Does everyone in your company from the person suggesting that a freelancer should come in for a couple of days, to the person processing the invoice, understand how important it is that freelancers get paid on time? Make sure they do. This is unequivocal. I know someone who has £17000 owed to him for work done in the past year alone. A good chunk of this was for a big company with plenty of money and credit - but they are so late with payment as to make you wonder if it's ever going to happen. This person's work is beautiful and he's known to be one of the best in his industry. He gets a job offer at least once a week. Think he's ever going to work for that company again? Nope. Freelancers can't afford to take second chances on people that don't pay them.

5. Give them all the information

Put together a mini induction for your freelancers to make sure they know as much as they can about your company, as soon as possible. Freelancers have to hit the ground running, so you should be trying to give them as much information as you can to help with that.

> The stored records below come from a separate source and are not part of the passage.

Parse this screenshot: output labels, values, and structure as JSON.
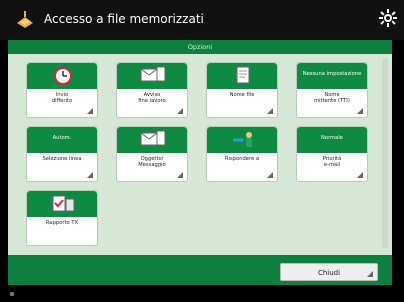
{
  "header": {
    "title": "Accesso a file memorizzati"
  },
  "subheader": {
    "title": "Opzioni"
  },
  "tiles": [
    {
      "id": "invio-differito",
      "top_text": "",
      "icon": "clock-icon",
      "label_line1": "Invio",
      "label_line2": "differito"
    },
    {
      "id": "avviso-fine-lavoro",
      "top_text": "",
      "icon": "document-envelope-icon",
      "label_line1": "Avviso",
      "label_line2": "fine lavoro"
    },
    {
      "id": "nome-file",
      "top_text": "",
      "icon": "file-icon",
      "label_line1": "Nome file",
      "label_line2": ""
    },
    {
      "id": "nome-mittente",
      "top_text": "Nessuna impostazione",
      "icon": "",
      "label_line1": "Nome",
      "label_line2": "mittente (TTI)"
    },
    {
      "id": "selezione-linea",
      "top_text": "Autom.",
      "icon": "",
      "label_line1": "Selezione linea",
      "label_line2": ""
    },
    {
      "id": "oggetto-messaggio",
      "top_text": "",
      "icon": "document-envelope-icon",
      "label_line1": "Oggetto/",
      "label_line2": "Messaggio"
    },
    {
      "id": "rispondere-a",
      "top_text": "",
      "icon": "person-arrow-icon",
      "label_line1": "Rispondere a",
      "label_line2": ""
    },
    {
      "id": "priorita-email",
      "top_text": "Normale",
      "icon": "",
      "label_line1": "Priorità",
      "label_line2": "e-mail"
    },
    {
      "id": "rapporto-tx",
      "top_text": "",
      "icon": "report-tx-icon",
      "label_line1": "Rapporto TX",
      "label_line2": ""
    }
  ],
  "footer": {
    "close_label": "Chiudi"
  }
}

Give them the skinny on who makes what happen
Show them examples of past work for various clients
Make sure they have materials which demonstrate your brand behaviour and tone of voice

Just like you do for your full time employees... (you do, don't you?).

6. Turn your freelancers into advocates

I'm walking, talking proof that freelancers make excellent advocates. Have you heard of a company called Involve? They're a results focused, experiential change agency based in Clapham and they totally rock. Look them up. If you're a client, call them. They are passionate about what they do, fresh, clever and effective. I did some work for them last year and:

On my first day I had a full induction, including meetings with members of each department.
I was given lots of lovely material to read...
...And DVDs to watch of previous work they're proud of.
I was included in lunch trips and invited to the pub.
I was included in the monday morning staff meeting and invited to the offsite half-day and trusted with all the news that gets shared there.

I could go on, but you get the picture. Involve use a lot of freelancers, and it's part of their culture not to treat them any differently than their full time staff. It's an investment which pays off, rewarded by effort, commitment and advocacy.